Mathieu Boutin : « La trésorerie du PMU permettrait de débloquer des fonds rapidement »

Courses / 25.03.2020

Mathieu Boutin : « La trésorerie du PMU permettrait de débloquer des fonds rapidement »

Mathieu Boutin est le président de l’AEP (entraîneurs propriétaires).

« Cette mesure a été demandée par les associations d’entraîneurs. Depuis des années, ce fonds est utilisé pour venir en aide aux professionnels en difficulté. Dans le contexte actuel, qui est exceptionnel, nous nous sommes adressés au directeur général et au président de France Galop pour débloquer cette somme. Même si cette aide est de petite envergure, elle est appréciable et sera équitablement distribuée. C’est une bouffée d’oxygène, tout en sachant que ceux qui n’ont pas forcément besoin de cette somme ne vont probablement pas la demander. Et dès lors, le montant distribué par entraîneur sera peut-être un peu revu à la hausse.

L’Institution est réceptive à l’idée de chercher d’autres fonds pour soutenir les professionnels. Mais je ne sais pas ce qu’elle a vraiment la capacité de faire… car les caisses des sociétés-mères ne sont pas vraiment pleines et le chiffre d’affaires du PMU est à l’arrêt. Les réunions étrangères permettent de financer des frais de fonctionnement réduits.

À notre connaissance, la trésorerie du PMU permettrait de débloquer des fonds rapidement.
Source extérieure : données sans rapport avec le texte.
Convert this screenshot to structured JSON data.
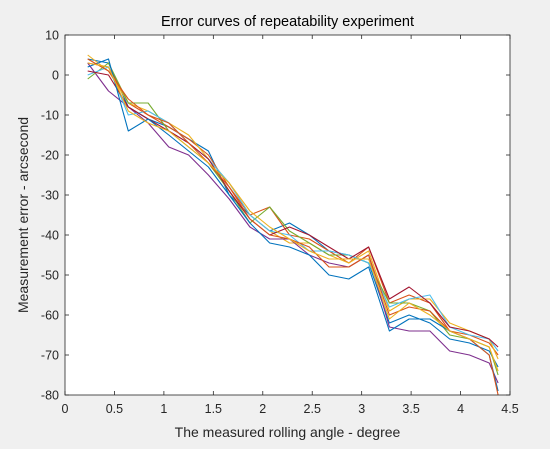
{
  "chart_data": {
    "type": "line",
    "title": "Error curves of repeatability experiment",
    "xlabel": "The measured rolling angle - degree",
    "ylabel": "Measurement error - arcsecond",
    "xlim": [
      0,
      4.5
    ],
    "ylim": [
      -80,
      10
    ],
    "xticks": [
      0,
      0.5,
      1,
      1.5,
      2,
      2.5,
      3,
      3.5,
      4,
      4.5
    ],
    "xtick_labels": [
      "0",
      "0.5",
      "1",
      "1.5",
      "2",
      "2.5",
      "3",
      "3.5",
      "4",
      "4.5"
    ],
    "yticks": [
      10,
      0,
      -10,
      -20,
      -30,
      -40,
      -50,
      -60,
      -70,
      -80
    ],
    "ytick_labels": [
      "10",
      "0",
      "-10",
      "-20",
      "-30",
      "-40",
      "-50",
      "-60",
      "-70",
      "-80"
    ],
    "grid": false,
    "x": [
      0.23,
      0.44,
      0.64,
      0.84,
      1.05,
      1.25,
      1.45,
      1.66,
      1.87,
      2.07,
      2.27,
      2.47,
      2.67,
      2.87,
      3.07,
      3.28,
      3.48,
      3.69,
      3.89,
      4.09,
      4.29,
      4.38
    ],
    "series": [
      {
        "color": "#0072bd",
        "values": [
          4,
          3,
          -8,
          -11,
          -13,
          -16,
          -19,
          -30,
          -35,
          -39,
          -37,
          -40,
          -44,
          -45,
          -47,
          -62,
          -60,
          -62,
          -66,
          -67,
          -69,
          -73
        ]
      },
      {
        "color": "#d95319",
        "values": [
          3,
          2,
          -7,
          -10,
          -13,
          -16,
          -20,
          -28,
          -35,
          -33,
          -40,
          -41,
          -44,
          -47,
          -43,
          -57,
          -55,
          -57,
          -64,
          -65,
          -67,
          -70
        ]
      },
      {
        "color": "#edb120",
        "values": [
          5,
          1,
          -7,
          -9,
          -12,
          -15,
          -21,
          -27,
          -35,
          -39,
          -42,
          -42,
          -45,
          -47,
          -44,
          -59,
          -56,
          -56,
          -62,
          -64,
          -66,
          -71
        ]
      },
      {
        "color": "#7e2f8e",
        "values": [
          3,
          -4,
          -8,
          -12,
          -18,
          -20,
          -25,
          -31,
          -38,
          -41,
          -41,
          -45,
          -47,
          -48,
          -45,
          -63,
          -64,
          -64,
          -69,
          -70,
          -72,
          -77
        ]
      },
      {
        "color": "#77ac30",
        "values": [
          -1,
          3,
          -7,
          -7,
          -14,
          -18,
          -22,
          -29,
          -37,
          -33,
          -39,
          -42,
          -45,
          -45,
          -47,
          -57,
          -57,
          -59,
          -65,
          -66,
          -68,
          -75
        ]
      },
      {
        "color": "#4dbeee",
        "values": [
          0,
          2,
          -10,
          -9,
          -12,
          -17,
          -21,
          -27,
          -35,
          -39,
          -40,
          -44,
          -44,
          -45,
          -47,
          -58,
          -56,
          -55,
          -63,
          -65,
          -66,
          -69
        ]
      },
      {
        "color": "#a2142f",
        "values": [
          1,
          0,
          -8,
          -11,
          -14,
          -17,
          -21,
          -29,
          -36,
          -40,
          -38,
          -40,
          -43,
          -46,
          -43,
          -56,
          -53,
          -57,
          -63,
          -64,
          -66,
          -68
        ]
      },
      {
        "color": "#0072bd",
        "values": [
          2,
          4,
          -14,
          -11,
          -15,
          -19,
          -23,
          -30,
          -37,
          -42,
          -43,
          -45,
          -50,
          -51,
          -48,
          -64,
          -61,
          -61,
          -64,
          -66,
          -70,
          -79
        ]
      },
      {
        "color": "#d95319",
        "values": [
          4,
          1,
          -6,
          -10,
          -12,
          -17,
          -22,
          -28,
          -36,
          -40,
          -41,
          -43,
          -48,
          -48,
          -45,
          -60,
          -58,
          -59,
          -64,
          -66,
          -70,
          -80
        ]
      },
      {
        "color": "#edb120",
        "values": [
          3,
          2,
          -9,
          -12,
          -14,
          -18,
          -22,
          -27,
          -34,
          -38,
          -41,
          -44,
          -46,
          -46,
          -46,
          -61,
          -57,
          -60,
          -64,
          -66,
          -68,
          -74
        ]
      }
    ]
  }
}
Il est de notre devoir de solliciter aussi une aide de l’État, en sachant que la puissance publique est déjà sollicitée de toutes parts. Il faut le faire, en espérant fermement obtenir quelque chose. L’État aura sans doute conscience des difficultés de notre filière et éventuellement les moyens de nous aider… 

Malheureusement, dans un système où les charges sociales assomment les entraîneurs, beaucoup étaient déjà en difficulté avant la crise sanitaire. Le risque est réel de voir un certain nombre arrêter leur activité. Notre rôle, en tant qu’élus, c’est de les défendre du mieux que nous le pouvons.
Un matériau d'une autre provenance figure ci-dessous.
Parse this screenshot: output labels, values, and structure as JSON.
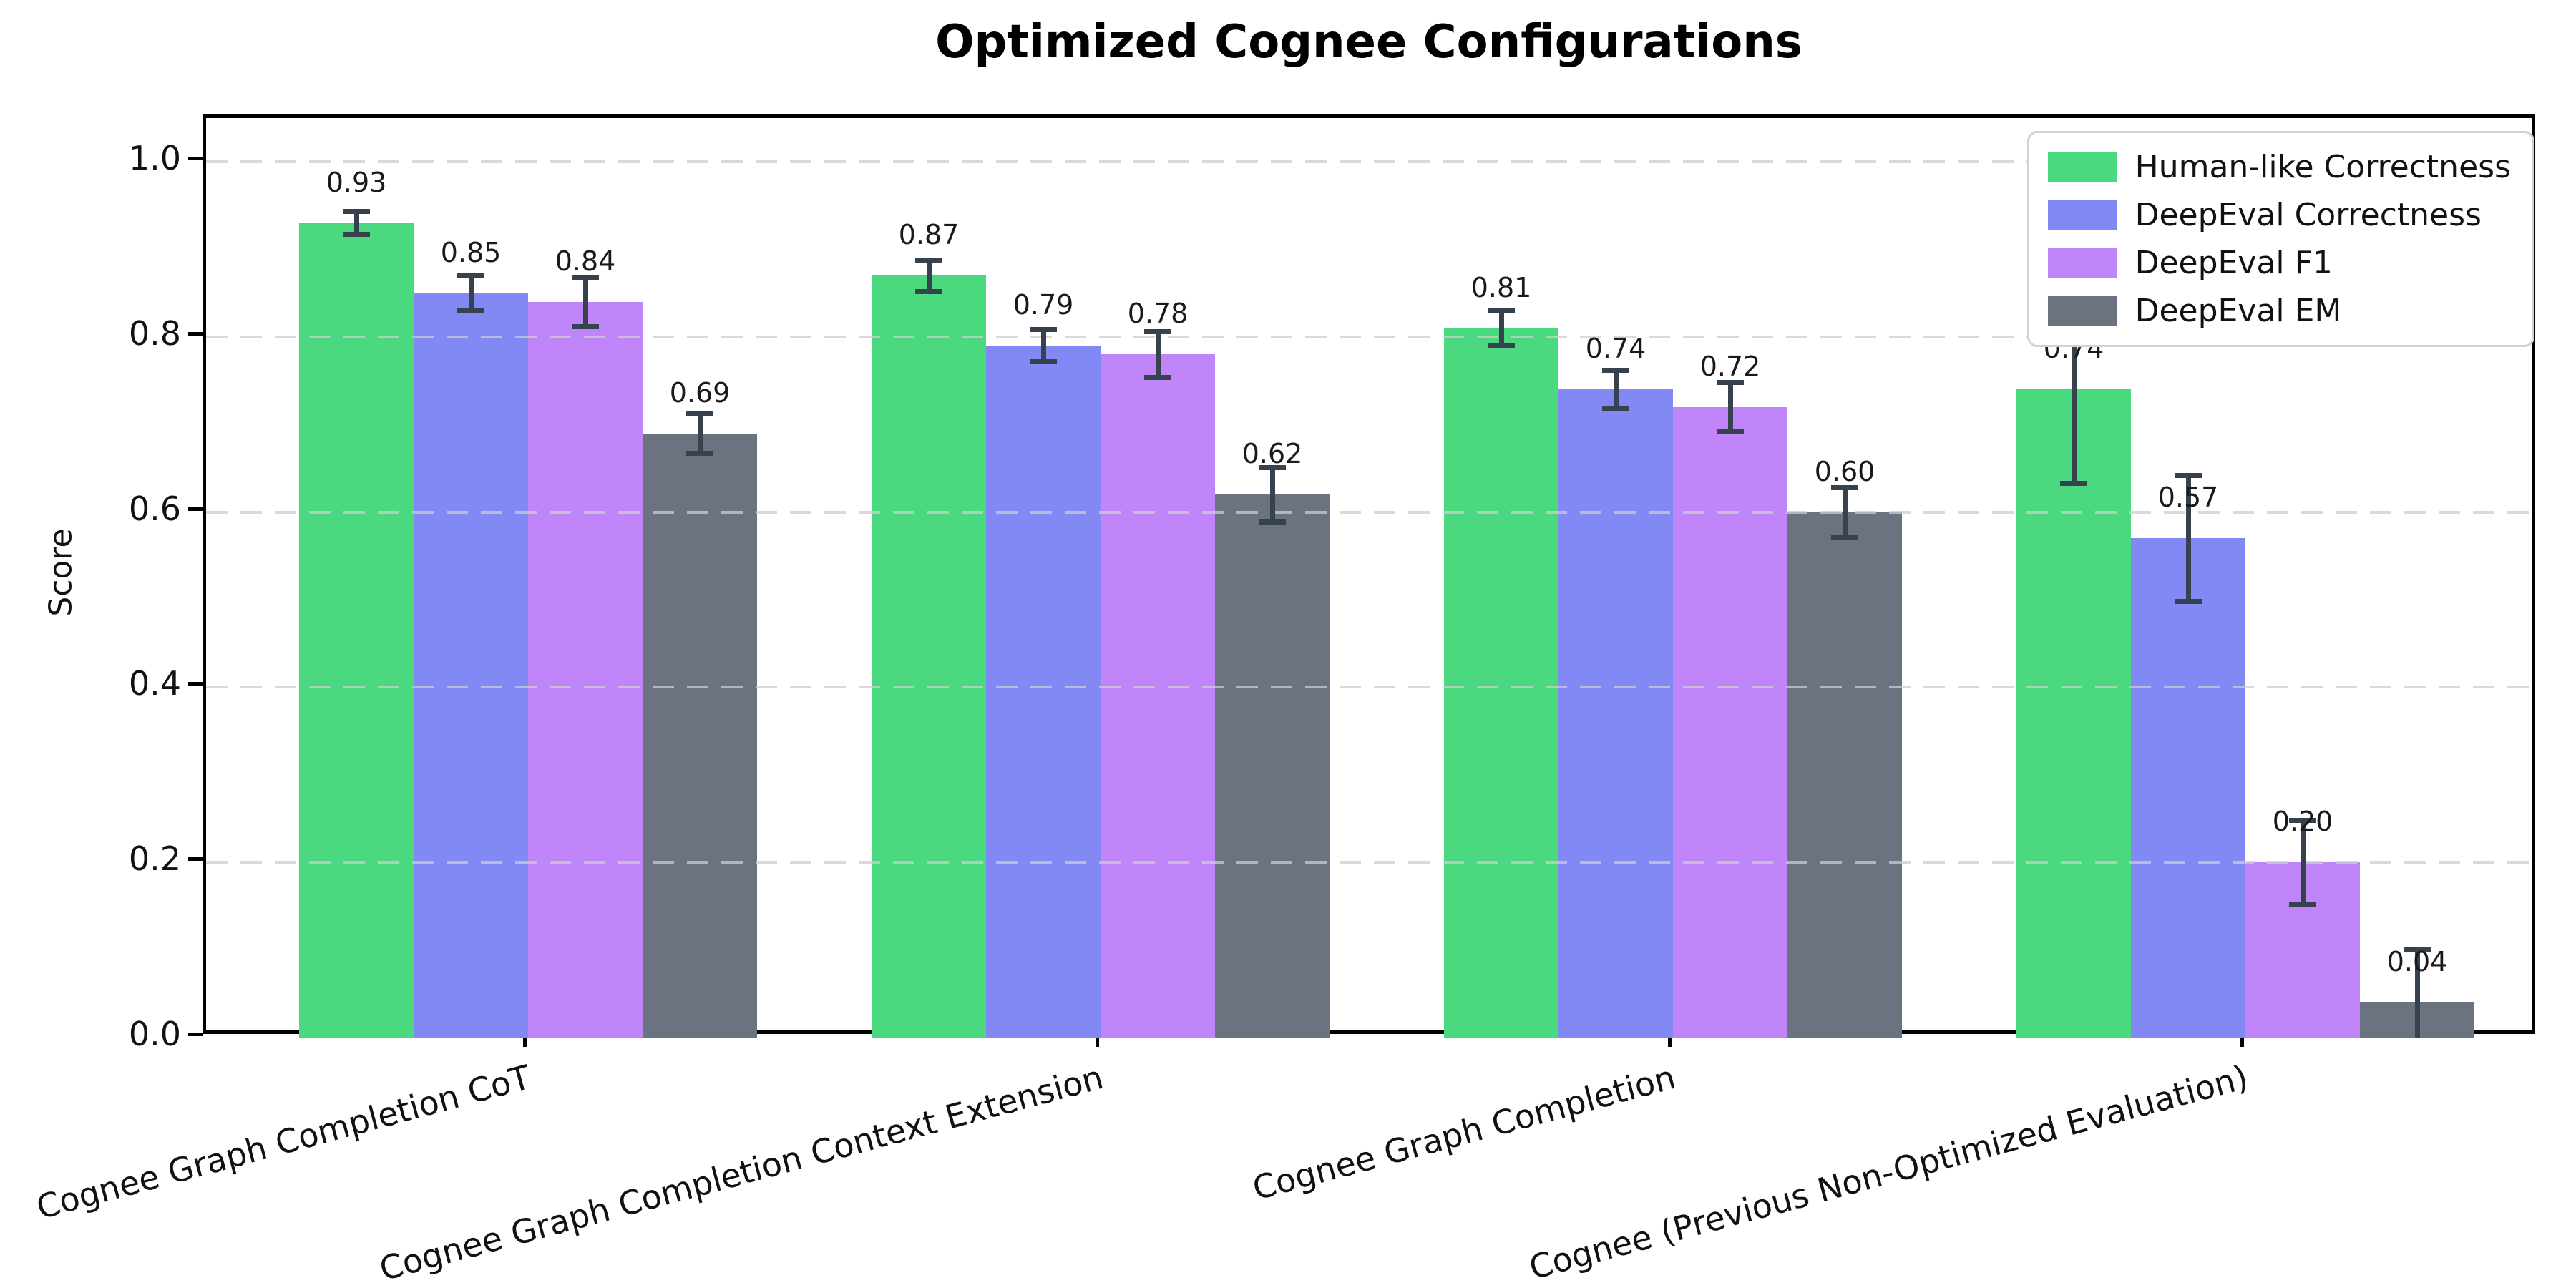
{
  "title": "Optimized Cognee Configurations",
  "ylabel": "Score",
  "chart_data": {
    "type": "bar",
    "title": "Optimized Cognee Configurations",
    "xlabel": "",
    "ylabel": "Score",
    "ylim": [
      0,
      1.05
    ],
    "yticks": [
      "0.0",
      "0.2",
      "0.4",
      "0.6",
      "0.8",
      "1.0"
    ],
    "grid": "horizontal dashed",
    "legend_position": "upper right",
    "categories": [
      "Cognee Graph Completion CoT",
      "Cognee Graph Completion Context Extension",
      "Cognee Graph Completion",
      "Cognee (Previous Non-Optimized Evaluation)"
    ],
    "series": [
      {
        "name": "Human-like Correctness",
        "color": "#4bd97f",
        "values": [
          0.93,
          0.87,
          0.81,
          0.74
        ],
        "value_labels": [
          "0.93",
          "0.87",
          "0.81",
          "0.74"
        ],
        "errors": [
          0.016,
          0.021,
          0.023,
          0.11
        ]
      },
      {
        "name": "DeepEval Correctness",
        "color": "#8289f5",
        "values": [
          0.85,
          0.79,
          0.74,
          0.57
        ],
        "value_labels": [
          "0.85",
          "0.79",
          "0.74",
          "0.57"
        ],
        "errors": [
          0.023,
          0.021,
          0.025,
          0.075
        ]
      },
      {
        "name": "DeepEval F1",
        "color": "#bf85f9",
        "values": [
          0.84,
          0.78,
          0.72,
          0.2
        ],
        "value_labels": [
          "0.84",
          "0.78",
          "0.72",
          "0.20"
        ],
        "errors": [
          0.031,
          0.029,
          0.031,
          0.051
        ]
      },
      {
        "name": "DeepEval EM",
        "color": "#6b7280",
        "values": [
          0.69,
          0.62,
          0.6,
          0.04
        ],
        "value_labels": [
          "0.69",
          "0.62",
          "0.60",
          "0.04"
        ],
        "errors": [
          0.026,
          0.034,
          0.031,
          0.064
        ]
      }
    ],
    "colors": {
      "error_bar": "#37424f",
      "grid": "#cdcdcd",
      "axis": "#000000",
      "value_label": "#1a1a1a",
      "background": "#ffffff"
    }
  }
}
Je n’ai pas constaté, en dialoguant avec mes collègues, une augmentation particulière de l’absentéisme au sein de leurs effectifs. Le personnel fait preuve d’un professionnalisme remarquable. Il y a une réelle solidarité au moment où il faut éviter les drames.

Il est très compliqué de se projeter sur une date de reprise des courses. Le plus tôt sera le mieux. Le gouvernement vient de durcir le confinement qui devrait porter jusqu’à fin avril. Je doute fort que les courses puissent reprendre avant le début du mois de mai. C’est à espérer mais c’est peu probable. Tout en sachant que nous sommes aussi dépendants de la réouverture des lieux où les parieurs jouent. L’État n’autorisera pas les courses à repartir, même à huis-clos, si ce n’est pas le cas pour les autres lieux publics. »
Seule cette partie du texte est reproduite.